Addition of benzylamine (0.5 mM) to isolated perfused rat liver led to a net release of K+ of 10.5 +/- 0.3 mumol/g, which was accompanied by a decrease in liver mass by 9.3 +/- 0.4% and a decrease of the intracellular water space by 13.7 +/- 0.6%, suggestive of hepatocellular shrinkage. Benzylamine had no effect on the perfusion pressure, and there was a close relationship between benzylamine-induced net K+ release and the accompanying decrease in liver mass. Benzylamine-induced net K+ release was sensitive to inhibition of monoamine oxidase by pargyline and increased with benzylamine flux through monoamine oxidase, suggesting its dependence on intracellular H2O2 formation.
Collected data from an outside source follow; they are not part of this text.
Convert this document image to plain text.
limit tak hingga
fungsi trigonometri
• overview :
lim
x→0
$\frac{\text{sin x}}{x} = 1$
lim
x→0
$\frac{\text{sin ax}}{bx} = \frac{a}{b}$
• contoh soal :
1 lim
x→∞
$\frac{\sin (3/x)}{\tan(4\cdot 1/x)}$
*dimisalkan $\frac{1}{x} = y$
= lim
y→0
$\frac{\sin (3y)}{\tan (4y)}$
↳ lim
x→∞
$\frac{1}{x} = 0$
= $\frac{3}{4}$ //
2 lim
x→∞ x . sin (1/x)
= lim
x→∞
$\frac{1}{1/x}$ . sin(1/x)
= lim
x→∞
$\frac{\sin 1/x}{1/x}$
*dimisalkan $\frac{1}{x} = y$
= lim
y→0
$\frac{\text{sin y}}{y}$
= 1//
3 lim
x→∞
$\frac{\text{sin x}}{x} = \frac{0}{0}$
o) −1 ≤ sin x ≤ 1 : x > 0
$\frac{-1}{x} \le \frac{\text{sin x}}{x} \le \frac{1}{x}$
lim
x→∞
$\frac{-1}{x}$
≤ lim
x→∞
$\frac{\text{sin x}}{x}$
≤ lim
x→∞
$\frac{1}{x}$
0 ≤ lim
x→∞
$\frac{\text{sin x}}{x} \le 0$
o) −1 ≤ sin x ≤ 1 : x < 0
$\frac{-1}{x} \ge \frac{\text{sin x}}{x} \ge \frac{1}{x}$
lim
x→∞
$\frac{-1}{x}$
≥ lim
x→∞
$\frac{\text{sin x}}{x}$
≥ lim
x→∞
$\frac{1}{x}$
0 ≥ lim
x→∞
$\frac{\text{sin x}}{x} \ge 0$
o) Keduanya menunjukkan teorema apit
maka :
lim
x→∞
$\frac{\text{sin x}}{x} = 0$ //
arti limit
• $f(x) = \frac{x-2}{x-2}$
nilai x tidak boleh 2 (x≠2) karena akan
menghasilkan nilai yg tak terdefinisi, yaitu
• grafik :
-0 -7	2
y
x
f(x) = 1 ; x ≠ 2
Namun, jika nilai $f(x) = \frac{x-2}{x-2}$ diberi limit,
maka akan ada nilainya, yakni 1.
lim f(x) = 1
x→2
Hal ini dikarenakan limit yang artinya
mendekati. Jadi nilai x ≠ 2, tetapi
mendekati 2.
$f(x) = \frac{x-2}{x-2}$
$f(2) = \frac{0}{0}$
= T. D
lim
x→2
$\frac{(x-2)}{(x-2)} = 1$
In line with this, infusion of H2O2 (but not of benzaldehyde, the other product of benzylamine metabolism) stimulated net K+ release from the liver. However, at a given H2O2 load K+ release was about 2-3-fold higher when H2O2 was generated intracellularly during the oxidation of benzylamine, as compared with exogenously delivered H2O2. Inhibition of catalase by 3-amino-1,2,4-triazole (0.2 mM) significantly increased the benzylamine-induced net K+ release as well as the benzylamine-induced release of GSSG into bile, but had no effect on benzylamine oxidation at monoamine oxidase. In the presence of Ba2+ (1 mM) or in Ca(2+)-free perfusions, the benzylamine-induced net K+ efflux was diminished by 60-70% or about 30%, respectively. This was not explained by the 20-30% decrease in flux through monoamine oxidase observed under these conditions. The results suggest that metabolic generation of H2O2 inside the liver leads to a net K+ efflux and subsequent hepatocellular shrinkage. Net K+ efflux under these conditions is enhanced when catalase is inhibited, suggesting that the rate of both intracellular H2O2 generation and degradation can modulate cellular K+ balance and cellular volume. The data support the idea that oxidative stress may affect hepatocellular functions also by lowering the hepatocellular hydration state.